While experts have forecast job cuts and a steep fall in remittances if the present trend continued, another view is that Dubai is resilient enough to overcome the current bad patch.
State Finance Minister, T.M. Thomas Isaac says, he is very “anxious” about the possible slowdown in construction activity in the Gulf, following the crisis which would badly affect migrant workers from Kerala.
“A majority of workers in the construction sector in the Gulf are from Kerala. We are really anxious about their future,” he told PTI here.
“I think the world economic recession is finally taking its toll on the Gulf region also,” he said.
On Dubai World asking its creditors for a ‘standstill’ on paying back its USD 60 billion debt until May 2010, Isaac said it might be a way of politely saying they needed a six-month moratorium.
Irudarayarajan, a faculty member with the state’s premier economic and social research institute Centre for Development Studies here has said, “we should not be too much worried about these things. Similar fears were expressed during the crisis in the Gulf last October, but nothing happened,” he told PTI.
During the last crisis, experts had predicted some five lakh people would return from the Gulf and that the Kerala economy would be hit hard, but no such thing happened, Irudayarajan said.

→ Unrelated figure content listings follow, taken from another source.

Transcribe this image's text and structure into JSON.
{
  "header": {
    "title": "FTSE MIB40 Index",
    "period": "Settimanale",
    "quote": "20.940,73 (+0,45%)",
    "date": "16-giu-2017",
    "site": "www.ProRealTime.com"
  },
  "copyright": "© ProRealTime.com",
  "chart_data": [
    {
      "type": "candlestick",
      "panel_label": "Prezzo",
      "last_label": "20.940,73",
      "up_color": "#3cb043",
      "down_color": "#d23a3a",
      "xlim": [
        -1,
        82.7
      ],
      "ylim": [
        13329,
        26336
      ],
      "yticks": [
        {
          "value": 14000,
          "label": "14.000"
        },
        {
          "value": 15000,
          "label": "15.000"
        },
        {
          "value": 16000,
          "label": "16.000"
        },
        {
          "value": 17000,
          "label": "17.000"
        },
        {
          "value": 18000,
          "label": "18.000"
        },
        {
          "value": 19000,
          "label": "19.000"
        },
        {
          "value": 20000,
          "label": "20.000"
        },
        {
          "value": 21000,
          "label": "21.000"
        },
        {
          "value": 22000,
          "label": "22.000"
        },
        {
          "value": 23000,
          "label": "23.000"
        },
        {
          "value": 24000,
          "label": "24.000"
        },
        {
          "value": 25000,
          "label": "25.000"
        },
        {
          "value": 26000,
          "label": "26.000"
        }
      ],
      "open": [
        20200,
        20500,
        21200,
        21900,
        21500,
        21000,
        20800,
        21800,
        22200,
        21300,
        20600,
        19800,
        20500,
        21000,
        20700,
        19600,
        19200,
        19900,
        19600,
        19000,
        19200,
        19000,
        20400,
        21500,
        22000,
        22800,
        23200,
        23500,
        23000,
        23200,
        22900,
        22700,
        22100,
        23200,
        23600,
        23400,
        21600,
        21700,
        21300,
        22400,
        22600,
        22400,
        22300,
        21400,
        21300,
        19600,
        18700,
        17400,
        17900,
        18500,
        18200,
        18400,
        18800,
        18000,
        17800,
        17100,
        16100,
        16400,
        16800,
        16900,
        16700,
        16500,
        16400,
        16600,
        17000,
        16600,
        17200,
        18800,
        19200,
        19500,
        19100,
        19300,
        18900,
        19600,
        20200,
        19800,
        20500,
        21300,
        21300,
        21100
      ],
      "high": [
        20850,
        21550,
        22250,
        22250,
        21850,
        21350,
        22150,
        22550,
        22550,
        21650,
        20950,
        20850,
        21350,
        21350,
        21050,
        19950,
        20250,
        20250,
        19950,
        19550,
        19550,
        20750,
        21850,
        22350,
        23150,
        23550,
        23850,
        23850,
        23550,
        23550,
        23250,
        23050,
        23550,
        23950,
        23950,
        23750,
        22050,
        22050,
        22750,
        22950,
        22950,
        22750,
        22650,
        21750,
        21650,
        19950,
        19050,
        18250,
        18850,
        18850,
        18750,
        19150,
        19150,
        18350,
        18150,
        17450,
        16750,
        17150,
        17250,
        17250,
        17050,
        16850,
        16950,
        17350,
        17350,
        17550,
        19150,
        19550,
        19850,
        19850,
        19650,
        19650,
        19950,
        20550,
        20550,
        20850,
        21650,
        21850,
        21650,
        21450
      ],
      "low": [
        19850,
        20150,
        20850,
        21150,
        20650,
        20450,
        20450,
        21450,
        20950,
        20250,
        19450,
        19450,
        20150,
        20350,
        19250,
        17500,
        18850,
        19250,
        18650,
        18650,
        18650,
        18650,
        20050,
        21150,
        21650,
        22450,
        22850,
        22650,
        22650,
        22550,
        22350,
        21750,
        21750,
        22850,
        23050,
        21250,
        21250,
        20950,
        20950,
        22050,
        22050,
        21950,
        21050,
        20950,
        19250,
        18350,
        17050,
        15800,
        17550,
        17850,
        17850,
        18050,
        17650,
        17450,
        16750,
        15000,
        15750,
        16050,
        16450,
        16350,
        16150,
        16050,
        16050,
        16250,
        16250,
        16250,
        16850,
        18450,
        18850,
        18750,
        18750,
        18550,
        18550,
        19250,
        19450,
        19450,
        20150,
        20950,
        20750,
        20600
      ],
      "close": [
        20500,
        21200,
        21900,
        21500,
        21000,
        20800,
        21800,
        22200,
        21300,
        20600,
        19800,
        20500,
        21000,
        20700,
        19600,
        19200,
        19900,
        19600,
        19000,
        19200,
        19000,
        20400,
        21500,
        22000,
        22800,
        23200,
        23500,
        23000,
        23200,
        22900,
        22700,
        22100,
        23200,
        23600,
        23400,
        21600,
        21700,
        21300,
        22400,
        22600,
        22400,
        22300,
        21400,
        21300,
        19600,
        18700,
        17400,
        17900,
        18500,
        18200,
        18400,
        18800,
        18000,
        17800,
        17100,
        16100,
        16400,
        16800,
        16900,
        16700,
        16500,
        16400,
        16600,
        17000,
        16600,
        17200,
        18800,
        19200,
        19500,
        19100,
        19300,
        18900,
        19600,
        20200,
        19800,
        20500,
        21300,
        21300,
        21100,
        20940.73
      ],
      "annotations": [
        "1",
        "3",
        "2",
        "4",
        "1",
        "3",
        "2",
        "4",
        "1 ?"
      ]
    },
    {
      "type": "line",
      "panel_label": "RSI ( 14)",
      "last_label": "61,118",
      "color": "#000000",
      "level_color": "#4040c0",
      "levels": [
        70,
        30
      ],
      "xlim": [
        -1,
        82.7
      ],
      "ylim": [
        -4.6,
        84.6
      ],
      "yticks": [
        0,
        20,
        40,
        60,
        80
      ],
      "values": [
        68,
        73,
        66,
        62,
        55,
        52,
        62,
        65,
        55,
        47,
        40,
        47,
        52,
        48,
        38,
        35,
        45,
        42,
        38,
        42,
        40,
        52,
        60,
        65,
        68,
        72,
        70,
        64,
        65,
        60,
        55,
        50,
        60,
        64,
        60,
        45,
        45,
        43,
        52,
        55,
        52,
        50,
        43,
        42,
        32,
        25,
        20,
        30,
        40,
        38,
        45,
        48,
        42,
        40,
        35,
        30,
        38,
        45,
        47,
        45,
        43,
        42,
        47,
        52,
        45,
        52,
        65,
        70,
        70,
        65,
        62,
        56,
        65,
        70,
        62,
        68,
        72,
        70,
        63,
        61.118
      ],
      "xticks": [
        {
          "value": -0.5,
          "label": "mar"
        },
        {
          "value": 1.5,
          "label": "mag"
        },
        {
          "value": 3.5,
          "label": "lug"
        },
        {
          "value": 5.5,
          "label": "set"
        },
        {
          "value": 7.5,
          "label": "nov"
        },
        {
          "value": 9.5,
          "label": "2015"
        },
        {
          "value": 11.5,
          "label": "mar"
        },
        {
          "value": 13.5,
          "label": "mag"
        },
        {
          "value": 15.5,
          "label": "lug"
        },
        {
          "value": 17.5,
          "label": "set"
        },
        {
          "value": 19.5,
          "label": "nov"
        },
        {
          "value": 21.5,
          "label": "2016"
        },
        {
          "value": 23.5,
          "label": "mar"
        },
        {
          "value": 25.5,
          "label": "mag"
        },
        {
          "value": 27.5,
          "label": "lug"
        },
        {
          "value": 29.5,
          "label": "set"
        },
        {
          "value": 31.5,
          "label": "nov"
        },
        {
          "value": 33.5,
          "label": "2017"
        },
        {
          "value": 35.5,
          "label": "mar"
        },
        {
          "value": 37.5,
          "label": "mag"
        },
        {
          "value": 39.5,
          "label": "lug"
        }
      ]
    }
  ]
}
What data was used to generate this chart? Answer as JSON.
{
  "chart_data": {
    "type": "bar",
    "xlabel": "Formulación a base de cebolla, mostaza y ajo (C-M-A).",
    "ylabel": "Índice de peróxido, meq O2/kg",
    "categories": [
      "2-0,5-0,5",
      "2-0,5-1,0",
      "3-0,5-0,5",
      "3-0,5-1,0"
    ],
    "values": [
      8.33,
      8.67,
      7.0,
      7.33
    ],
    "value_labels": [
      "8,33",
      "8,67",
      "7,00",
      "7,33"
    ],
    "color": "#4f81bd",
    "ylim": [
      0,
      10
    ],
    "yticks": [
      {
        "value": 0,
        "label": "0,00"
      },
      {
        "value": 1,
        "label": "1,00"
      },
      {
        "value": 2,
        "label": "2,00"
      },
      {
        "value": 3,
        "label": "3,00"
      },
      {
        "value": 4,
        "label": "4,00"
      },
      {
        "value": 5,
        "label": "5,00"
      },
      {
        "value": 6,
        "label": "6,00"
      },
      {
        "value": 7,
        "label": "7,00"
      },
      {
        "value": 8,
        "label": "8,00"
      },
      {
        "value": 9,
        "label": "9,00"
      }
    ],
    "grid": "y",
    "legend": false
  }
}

“Dubai is still alive, though construction activities are a bit slow. Basically the problems of Dubai will be relieved as other Emirates are doing well. A strong Abu Dhabi itself can bail out Dubai in a crisis,” the economist said.
He does not think the crisis would affect either migration from Kerala or remittances from the Gulf. “Migration and remittances were not affected in the last crisis also,” he said.
Irudayarajan said he had conducted a study on South Asian migration to the Gulf, which found that besides India, migration from Pakistan, Bangladesh, Sri Lanka and Nepal had increased in the last 10 months and people were still going.
Agreeing there would be some short-term problems with the crisis, he said it would be solved “at the end of the day.” “What government should do is to create a conducive atmosphere for people willing to return to their country, as there are enough job opportunities here if people are willing to work.”
The Kerala government is as yet clueless about the crisis and its possible impact on the state. Finance Minister Isaac reacted cautiously, saying the whole dimension of the crisis is yet to be known.
“It is crucial to understand the impact on major financial institutions who have lent money to Dubai World before we can gauge the extent of its impact on Kerala,” he said, echoing the general feeling that the state would have to feel the pinch, if the situation snowballs into a meltdown hitting the Gulf badly.